With the processor abstraction, routing layer, and edge case handling in place, you can expose a clean API that hides all of this complexity. This is the interface that your dashboard, API consumers, and AI agents will use:

import RefundKit from '@refundkit/sdk';

const rk = new RefundKit({ apiKey: process.env.REFUNDKIT_API_KEY });

// Create a refund -- processor is resolved automatically
const { data: refund, error } = await rk.refunds.create({
  transactionId: 'tx_abc123',
  amount: 2999,
  reason: 'product_defective',
});

// Check status -- works regardless of processor
const { data: status } = await rk.refunds.get(refund.id);

// List refunds -- filter by processor if needed
const { data: refunds } = await rk.refunds.list({
  status: 'processing',
  processor: 'stripe',
  limit: 25,
});

// Cancel a pending refund
const { data: cancelled } = await rk.refunds.cancel(refund.id);

The consumer of this API does not need to know whether the refund is going through Stripe, PayPal, or any other processor. The unified interface handles routing, status normalization, and error mapping automatically.

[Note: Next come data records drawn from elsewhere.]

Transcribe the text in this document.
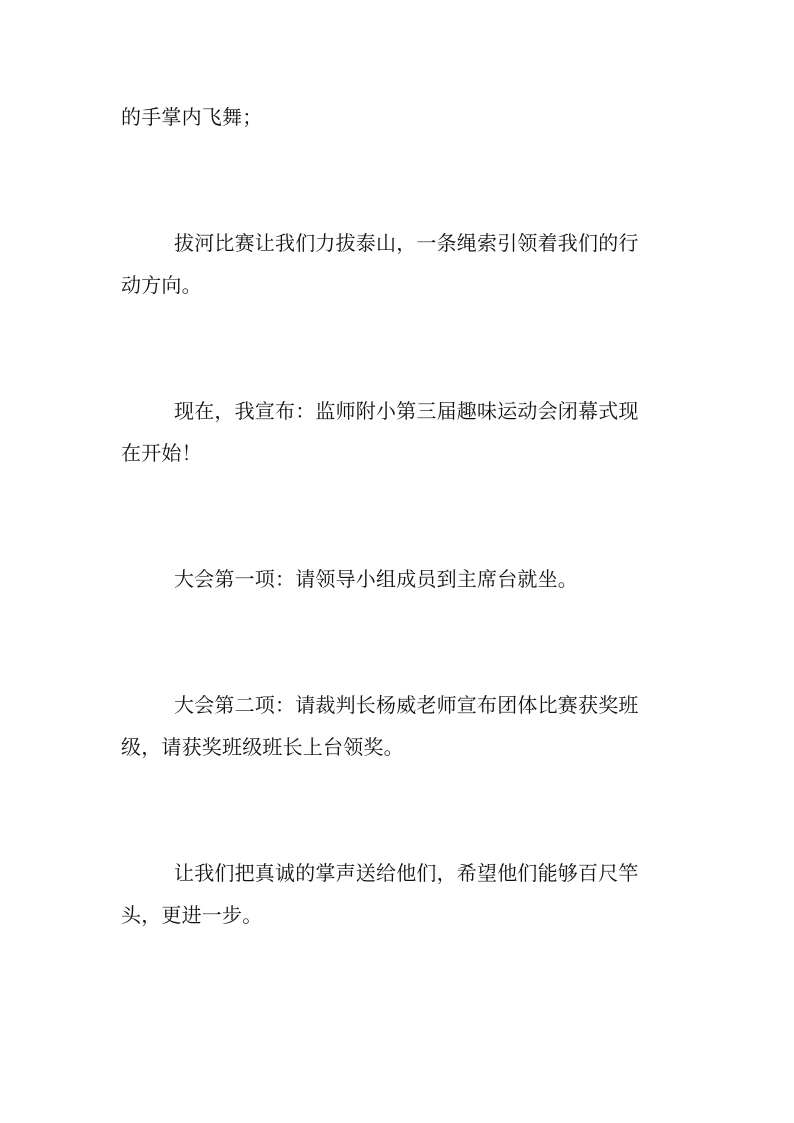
的手掌内飞舞；

拔河比赛让我们力拔泰山，一条绳索引领着我们的行

动方向。

现在，我宣布：监师附小第三届趣味运动会闭幕式现

在开始！

大会第一项：请领导小组成员到主席台就坐。

大会第二项：请裁判长杨威老师宣布团体比赛获奖班

级，请获奖班级班长上台领奖。

让我们把真诚的掌声送给他们，希望他们能够百尺竿

头，更进一步。
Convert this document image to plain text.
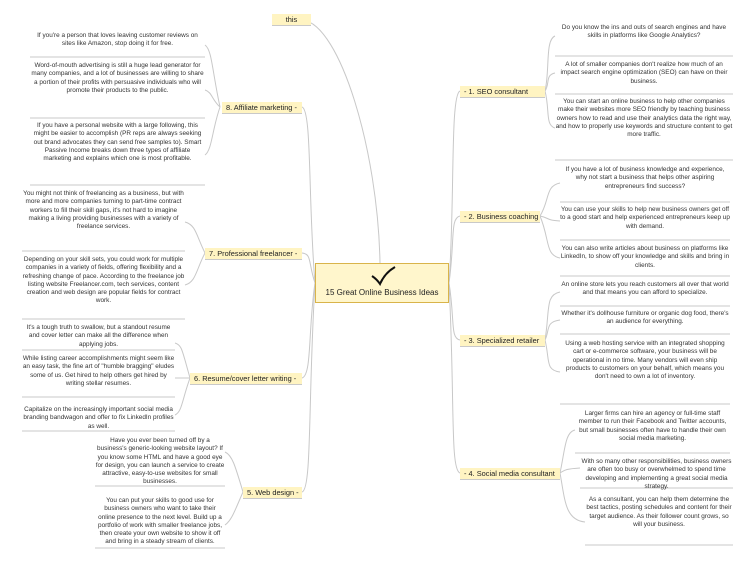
this
15 Great Online Business Ideas
- 1. SEO consultant
- 2. Business coaching
- 3. Specialized retailer
- 4. Social media consultant
8. Affiliate marketing -
7. Professional freelancer -
6. Resume/cover letter writing -
5. Web design -
Do you know the ins and outs of search engines and have skills in platforms like Google Analytics?
A lot of smaller companies don't realize how much of an impact search engine optimization (SEO) can have on their business.
You can start an online business to help other companies make their websites more SEO friendly by teaching business owners how to read and use their analytics data the right way, and how to properly use keywords and structure content to get more traffic.
If you have a lot of business knowledge and experience, why not start a business that helps other aspiring entrepreneurs find success?
You can use your skills to help new business owners get off to a good start and help experienced entrepreneurs keep up with demand.
You can also write articles about business on platforms like LinkedIn, to show off your knowledge and skills and bring in clients.
An online store lets you reach customers all over that world and that means you can afford to specialize.
Whether it's dollhouse furniture or organic dog food, there's an audience for everything.
Using a web hosting service with an integrated shopping cart or e-commerce software, your business will be operational in no time. Many vendors will even ship products to customers on your behalf, which means you don't need to own a lot of inventory.
Larger firms can hire an agency or full-time staff member to run their Facebook and Twitter accounts, but small businesses often have to handle their own social media marketing.
With so many other responsibilities, business owners are often too busy or overwhelmed to spend time developing and implementing a great social media strategy.
As a consultant, you can help them determine the best tactics, posting schedules and content for their target audience. As their follower count grows, so will your business.
If you're a person that loves leaving customer reviews on sites like Amazon, stop doing it for free.
Word-of-mouth advertising is still a huge lead generator for many companies, and a lot of businesses are willing to share a portion of their profits with persuasive individuals who will promote their products to the public.
If you have a personal website with a large following, this might be easier to accomplish (PR reps are always seeking out brand advocates they can send free samples to). Smart Passive Income breaks down three types of affiliate marketing and explains which one is most profitable.
You might not think of freelancing as a business, but with more and more companies turning to part-time contract workers to fill their skill gaps, it's not hard to imagine making a living providing businesses with a variety of freelance services.
Depending on your skill sets, you could work for multiple companies in a variety of fields, offering flexibility and a refreshing change of pace. According to the freelance job listing website Freelancer.com, tech services, content creation and web design are popular fields for contract work.
It's a tough truth to swallow, but a standout resume and cover letter can make all the difference when applying jobs.
While listing career accomplishments might seem like an easy task, the fine art of "humble bragging" eludes some of us. Get hired to help others get hired by writing stellar resumes.
Capitalize on the increasingly important social media branding bandwagon and offer to fix LinkedIn profiles as well.
Have you ever been turned off by a business's generic-looking website layout? If you know some HTML and have a good eye for design, you can launch a service to create attractive, easy-to-use websites for small businesses.
You can put your skills to good use for business owners who want to take their online presence to the next level. Build up a portfolio of work with smaller freelance jobs, then create your own website to show it off and bring in a steady stream of clients.
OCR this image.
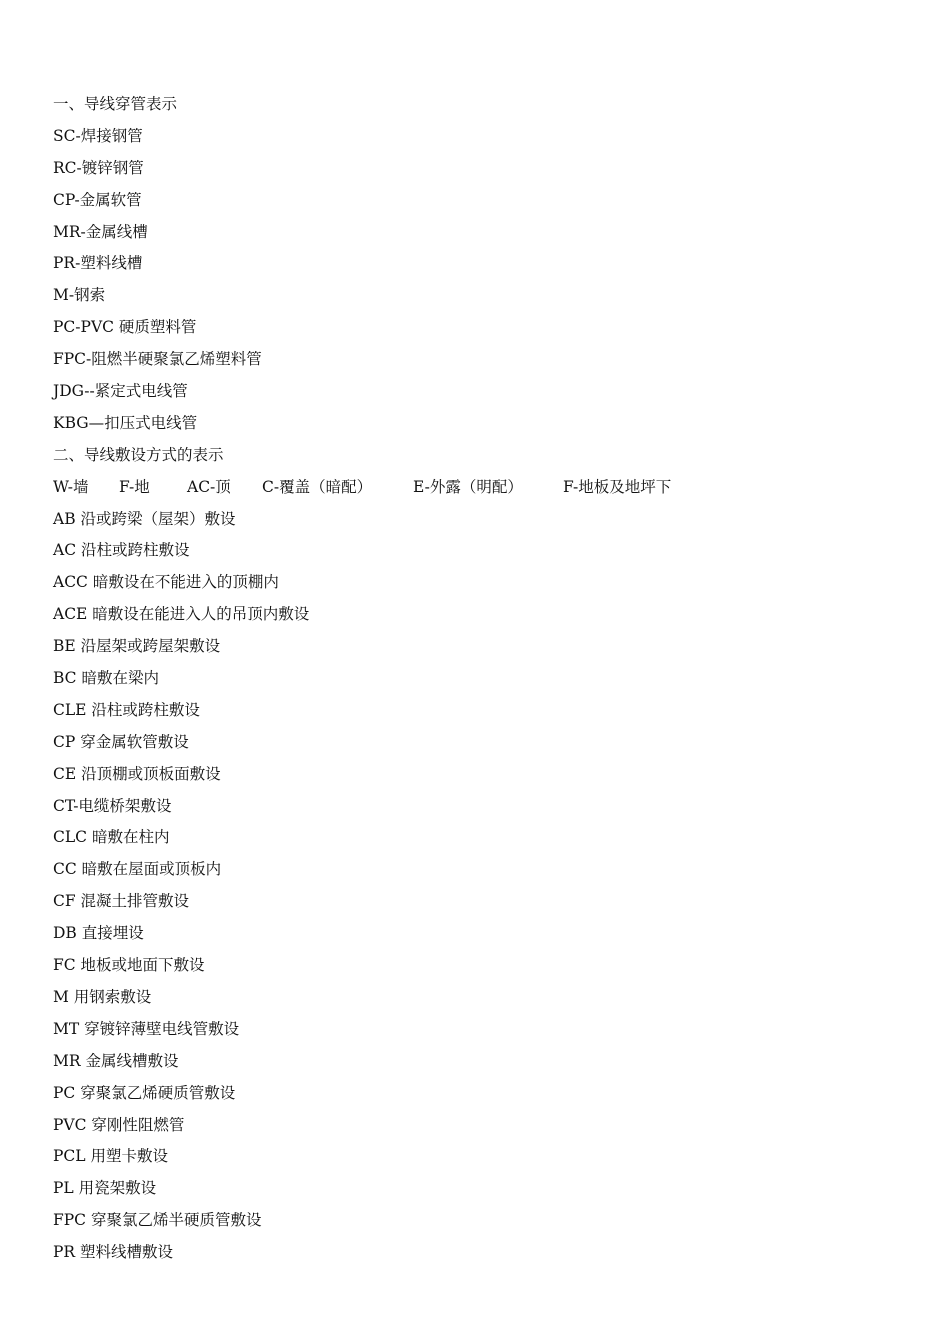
一、导线穿管表示
SC-焊接钢管
RC-镀锌钢管
CP-金属软管
MR-金属线槽
PR-塑料线槽
M-钢索
PC-PVC 硬质塑料管
FPC-阻燃半硬聚氯乙烯塑料管
JDG--紧定式电线管
KBG—扣压式电线管
二、导线敷设方式的表示
W-墙	F-地	AC-顶	C-覆盖（暗配）	E-外露（明配）	F-地板及地坪下
AB 沿或跨梁（屋架）敷设
AC 沿柱或跨柱敷设
ACC 暗敷设在不能进入的顶棚内
ACE 暗敷设在能进入人的吊顶内敷设
BE 沿屋架或跨屋架敷设
BC 暗敷在梁内
CLE 沿柱或跨柱敷设
CP 穿金属软管敷设
CE 沿顶棚或顶板面敷设
CT-电缆桥架敷设
CLC 暗敷在柱内
CC 暗敷在屋面或顶板内
CF 混凝土排管敷设
DB 直接埋设
FC 地板或地面下敷设
M 用钢索敷设
MT 穿镀锌薄壁电线管敷设
MR 金属线槽敷设
PC 穿聚氯乙烯硬质管敷设
PVC 穿刚性阻燃管
PCL 用塑卡敷设
PL 用瓷架敷设
FPC 穿聚氯乙烯半硬质管敷设
PR 塑料线槽敷设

Testing Multi-Processor Refund Flows

Testing is where multi-processor architectures pay off. Because each processor is behind an interface, you can write a mock processor for testing that simulates various scenarios:

class MockProcessor implements PaymentProcessor {
  readonly name = 'mock';
  private shouldFail = false;
  private delay = 0;

  simulateFailure(): void { this.shouldFail = true; }
  simulateDelay(ms: number): void { this.delay = ms; }

  async processRefund(params: RefundParams): Promise<ProcessorRefundResult> {
    if (this.delay) await new Promise(r => setTimeout(r, this.delay));
    if (this.shouldFail) throw new Error('Processor error');

    return {
      externalRefundId: `mock_${crypto.randomUUID().slice(0, 8)}`,
      status: 'completed',
      processedAt: new Date().toISOString(),
    };
  }

  // ... other methods
}

// In tests
describe('RefundFlow', () => {
  it('should handle processor failure gracefully', async () => {
    const mock = new MockProcessor();
    mock.simulateFailure();
    router.register(mock);

    const result = await processRefund({ transactionId: 'tx_1', amount: 1000, processor: 'mock' });
    expect(result.status).toBe('pending'); // Queued for retry
  });
});

This gives you fast, deterministic tests that cover failure scenarios without depending on external services.

Conclusion

Building a refund flow for multi-processor commerce is fundamentally a software architecture problem. The payment processors are external dependencies with incompatible interfaces, and your job is to create a clean abstraction that isolates the rest of your application from those incompatibilities.

The key principles are:

  1. Define a universal processor interface with normalized status values, error codes, and data formats.
  2. Implement processor-specific adapters that translate between the universal interface and each provider's API.
  3. Build a routing layer that automatically directs refunds to the correct processor based on the original transaction.
  4. Handle edge cases explicitly: partial refunds, processor downtime, currency mismatches, and race conditions.
  5. Expose a unified API that consumers can use without processor-specific knowledge.
  6. Test with mock processors that simulate failure scenarios deterministically.

RefundKit implements this entire pattern as a managed service, so you do not need to build and maintain the abstraction layer yourself. But whether you build it in-house or use a purpose-built tool, the architectural principles remain the same. Get the abstraction right, and adding a new processor becomes a single adapter class instead of a cross-codebase refactoring effort.